Yeni sezon için takımlar hazırlıklara başladı.
Futbolcuların en sevmediği dönemlerdir sezon başı kampları.
Çünkü bu dönemler evlerinde, ailelerinden uzun bir süre uzak kalmak demektir.
Diğer yandan da özellikle kuvvet çalışmaları futbolcuları oldukça zorlar ve yıpratır.
Sezon başı futbolcular ne kadar sıkı çalışırsa sezon boyunca o kadar kuvvetli ve fiziksel olarak hazır olurlar.
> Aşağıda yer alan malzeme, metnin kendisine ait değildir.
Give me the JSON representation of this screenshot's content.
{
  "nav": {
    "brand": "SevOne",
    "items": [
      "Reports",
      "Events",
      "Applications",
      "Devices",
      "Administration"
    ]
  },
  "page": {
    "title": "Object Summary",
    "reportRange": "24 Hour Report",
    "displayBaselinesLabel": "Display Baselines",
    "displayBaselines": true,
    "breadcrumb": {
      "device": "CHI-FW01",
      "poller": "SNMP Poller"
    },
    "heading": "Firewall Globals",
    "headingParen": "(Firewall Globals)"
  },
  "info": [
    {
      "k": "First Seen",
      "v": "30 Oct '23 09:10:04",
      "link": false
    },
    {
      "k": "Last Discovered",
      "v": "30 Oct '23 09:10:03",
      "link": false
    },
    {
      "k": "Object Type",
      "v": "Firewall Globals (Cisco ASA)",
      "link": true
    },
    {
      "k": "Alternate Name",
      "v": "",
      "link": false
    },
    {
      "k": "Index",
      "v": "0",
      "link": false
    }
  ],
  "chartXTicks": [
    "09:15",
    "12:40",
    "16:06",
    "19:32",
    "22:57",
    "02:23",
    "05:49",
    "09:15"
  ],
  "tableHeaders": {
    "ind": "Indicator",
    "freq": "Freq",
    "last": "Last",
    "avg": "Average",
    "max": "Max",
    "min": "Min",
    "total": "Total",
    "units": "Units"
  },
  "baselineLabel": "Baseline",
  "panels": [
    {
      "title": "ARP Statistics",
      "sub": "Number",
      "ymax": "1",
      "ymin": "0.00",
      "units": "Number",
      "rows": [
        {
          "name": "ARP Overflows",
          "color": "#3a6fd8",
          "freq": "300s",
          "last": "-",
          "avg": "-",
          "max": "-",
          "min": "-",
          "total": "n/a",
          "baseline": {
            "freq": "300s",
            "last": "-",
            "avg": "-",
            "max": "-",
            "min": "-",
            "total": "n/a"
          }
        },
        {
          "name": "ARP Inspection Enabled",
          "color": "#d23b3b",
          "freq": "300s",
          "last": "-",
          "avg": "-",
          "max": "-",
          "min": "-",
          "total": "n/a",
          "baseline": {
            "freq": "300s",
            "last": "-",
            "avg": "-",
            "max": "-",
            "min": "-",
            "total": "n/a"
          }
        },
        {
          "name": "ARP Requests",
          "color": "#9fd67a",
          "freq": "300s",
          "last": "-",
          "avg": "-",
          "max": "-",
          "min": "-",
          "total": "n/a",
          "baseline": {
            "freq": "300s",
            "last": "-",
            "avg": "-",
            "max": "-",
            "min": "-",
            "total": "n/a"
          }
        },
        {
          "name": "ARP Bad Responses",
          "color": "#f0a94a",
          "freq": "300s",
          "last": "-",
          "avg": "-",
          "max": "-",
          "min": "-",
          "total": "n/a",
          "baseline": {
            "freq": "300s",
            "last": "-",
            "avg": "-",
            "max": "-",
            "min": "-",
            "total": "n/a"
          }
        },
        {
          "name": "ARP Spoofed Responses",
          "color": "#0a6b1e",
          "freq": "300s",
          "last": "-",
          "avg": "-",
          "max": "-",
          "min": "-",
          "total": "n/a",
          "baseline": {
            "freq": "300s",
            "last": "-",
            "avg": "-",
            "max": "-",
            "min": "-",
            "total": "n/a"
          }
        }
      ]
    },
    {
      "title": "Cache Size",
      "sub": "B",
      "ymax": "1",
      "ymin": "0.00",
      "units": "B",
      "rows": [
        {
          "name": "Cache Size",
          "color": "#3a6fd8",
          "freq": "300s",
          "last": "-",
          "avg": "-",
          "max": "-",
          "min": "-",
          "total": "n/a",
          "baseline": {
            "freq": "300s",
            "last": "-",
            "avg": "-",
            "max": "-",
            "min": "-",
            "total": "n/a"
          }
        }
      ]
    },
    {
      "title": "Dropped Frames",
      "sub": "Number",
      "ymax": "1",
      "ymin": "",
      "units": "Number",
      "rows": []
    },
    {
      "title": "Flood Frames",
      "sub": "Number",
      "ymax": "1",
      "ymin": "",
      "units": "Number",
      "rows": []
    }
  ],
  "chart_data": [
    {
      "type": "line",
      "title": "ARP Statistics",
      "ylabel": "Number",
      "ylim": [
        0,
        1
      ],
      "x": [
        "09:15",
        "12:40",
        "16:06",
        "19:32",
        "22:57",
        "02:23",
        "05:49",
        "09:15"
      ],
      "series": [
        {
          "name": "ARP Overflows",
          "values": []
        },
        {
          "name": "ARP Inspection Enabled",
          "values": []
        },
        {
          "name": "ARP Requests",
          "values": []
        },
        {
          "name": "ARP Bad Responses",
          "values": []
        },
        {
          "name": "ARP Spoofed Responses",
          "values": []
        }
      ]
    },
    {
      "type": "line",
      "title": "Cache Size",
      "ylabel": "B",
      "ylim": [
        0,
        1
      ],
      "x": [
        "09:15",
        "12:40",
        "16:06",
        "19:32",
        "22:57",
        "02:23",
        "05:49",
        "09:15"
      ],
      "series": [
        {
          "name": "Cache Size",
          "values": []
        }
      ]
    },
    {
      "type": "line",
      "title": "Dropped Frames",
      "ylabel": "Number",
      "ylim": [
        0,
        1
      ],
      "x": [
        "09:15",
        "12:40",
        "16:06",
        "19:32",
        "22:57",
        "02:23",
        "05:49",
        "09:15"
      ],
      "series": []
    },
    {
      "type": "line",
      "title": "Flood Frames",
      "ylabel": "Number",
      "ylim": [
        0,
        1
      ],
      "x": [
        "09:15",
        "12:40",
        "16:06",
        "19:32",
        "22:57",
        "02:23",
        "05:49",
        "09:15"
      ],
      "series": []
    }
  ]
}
Bu hazırlıklar yapılırken takımlar kadrolarını takviyelerle güçlendiriyorlar.
Önemli isimler ülkemize geliyor, transfer dedikodularında isimleri geçiyor.
Son şampiyon Galatasaray, Fenerbahçe ve Beşiktaş’a baktığımız zaman çok önemli yıldızları takıma kazandırıyorlar.
Örneğin yılan hikâyesine dönen Osimen’in 75 milyon bonservis ödenerek Türkiye’ye transfer olması açıkçası Türk futbolunun gerçekleri ile ne kadar doğru orantılı tartışılır.
Bu isimleri ülkemizde izlemek elbette keyif veren bir durum ancak bir futbolcuya üç yılda 150 milyon Euro ödeyebilmek açıkçası ne kadar mantıklı bilemiyorum.
Paraları saçıp sonrasında da vergi borcu yada sigorta borcu yüzünden ellerinde forma ile Ankara’ya giden başkanlar ve yöneticiler görüyoruz.
İşte Türk futbolunun geldiği nokta budur.
Futbol kulüpleri mutlaka araştırılmalıdır.
Bu gelirler nereden geliyor?
Bu harcamalar nasıl yapılabiliyor?
Bu harcamaları yapan kulüpler vergi ve SGK borçlarını ödüyorlar mı?
Ülkenin bulunduğu bu mali tabloda bir futbolcuya 150 milyon Euro ödeyen bir kulübün vergi borcunun da olmaması gerekir.
Demek ki yabancı bir ülkenin futbol takımına bu paralar ödenebiliyorsa vergi ve SGK borçları da ödenmelidir.
Umarım böyledir ve bu takımların devlete bir kuruş borcu yoktur.